所有文章 > 正文

KDD 2019放榜 中国军团大放异彩

作者: GCT

时间: 2019-08-09 14:51

这一届的KDD大会中,在大数据挖掘领域的中国军团强势崛起,无论是Research Track,还是KDD Cup比赛,都可以看到中国学者和学生的身影。

作为数据挖掘领域最顶级的学术会议,KDD 大会以论文接收严格闻名,每年的接收率不超过20%,因此颇受行业关注。

今年是KDD大会采用双盲评审的第一年,并且KDD投稿通知中将“可重现性”作为重点,鼓励作者们在论文中公开研究代码和数据,汇报他们的方法在公开数据集上的实验结果,并尽可能完整描述论文中使用的算法和资源,以保证可重现性。

a01.png

与往年一样,今年的KDD大会分为 Research track和 Applied track。

据了解,今年KDD Research track 共收到了 1179 篇投稿,其中约 111 篇被接收为 oral 论文,63 篇被接收为 poster 论文,接收率约 15%。Applied track收到大约 700 篇论文,其中大约 45 篇被接收为 oral 论文,约 100 篇被接收为 poster 论文,接收率约 20.7%。

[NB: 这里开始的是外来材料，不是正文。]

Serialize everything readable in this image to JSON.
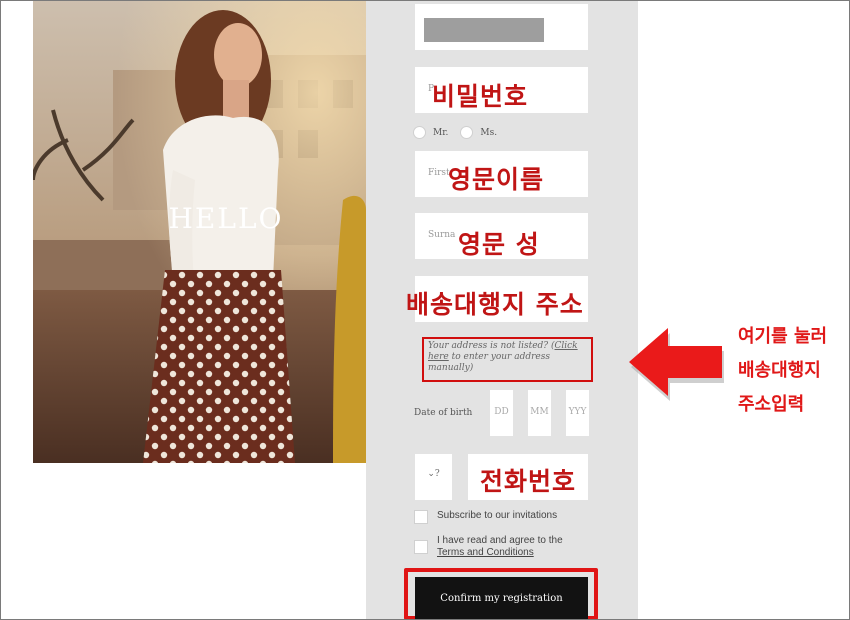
{
  "hero": {
    "greeting": "HELLO"
  },
  "form": {
    "password": {
      "placeholder": "P",
      "annotation": "비밀번호"
    },
    "title_radio": {
      "options": [
        "Mr.",
        "Ms."
      ]
    },
    "first_name": {
      "placeholder": "First",
      "annotation": "영문이름"
    },
    "surname": {
      "placeholder": "Surna",
      "annotation": "영문 성"
    },
    "address": {
      "annotation": "배송대행지 주소"
    },
    "manual_address": {
      "prefix": "Your address is not listed? (",
      "link": "Click here",
      "suffix": " to enter your address manually)"
    },
    "date_of_birth": {
      "label": "Date of birth",
      "day": "DD",
      "month": "MM",
      "year": "YYY"
    },
    "phone": {
      "code": "?",
      "annotation": "전화번호"
    },
    "subscribe": {
      "label": "Subscribe to our invitations"
    },
    "terms": {
      "prefix": "I have read and agree to the",
      "link": "Terms and Conditions"
    },
    "confirm_button": "Confirm my registration"
  },
  "annotation_note": {
    "lines": [
      "여기를 눌러",
      "배송대행지",
      "주소입력"
    ]
  },
  "colors": {
    "panel_bg": "#e3e3e3",
    "highlight_red": "#e01515",
    "button_bg": "#121212"
  }
}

值得关注的是,这一届的KDD大会中,在大数据挖掘领域的中国军团强势崛起,无论是Research Track,还是KDD Cup比赛,都可以看到中国学者和学生的身影。

KDD2019华人学者精彩论文

论文题目:Network Density of States

a02.png

第一作者:Dong Kun

论文链接:https://arxiv.org/pdf/1905.09758.pdf

摘要: Spectral analysis connects graph structure to the eigenvalues and eigenvectors of associated matrices. Much of spectral graph theory descends directly from spectral geometry, the study of differentiable manifolds through the spectra of associated differential operators. But the translation from spectral geometry to spectral graph theory has largely focused on results involving only a few extreme eigenvalues and their associated eigenvalues. Unlike in geometry, the study of graphs through the overall distribution of eigenvalues — the spectral density — is largely limited to simple random graph models. The interior of the spectrum of real-world graphs remains largely unexplored, difficult to compute and to interpret. In this paper, we delve into the heart of spectral densities of real-world graphs. We borrow tools developed in condensed matter physics, and add novel adaptations to handle the spectral signatures of common graph motifs. The resulting methods are highly efficient, as we illustrate by computing spectral densities for graphs with over a billion edges on a single compute node. Beyond providing visually compelling fingerprints of graphs, we show how the estimation of spectral densities facilitates the computation of many common centrality measures, and use spectral densities to estimate meaningful information about graph structure that cannot be inferred from the extremal eigenpairs alone.

a03.png

该文荣获Research Track 最佳论文奖,作者团队来自康奈尔大学,第一作者Dong Kun是康奈尔大学应用数学专业博士生。其他作者还包括Austin R. Benson,通信作者为康奈尔大学应用数学系教授David Bindel。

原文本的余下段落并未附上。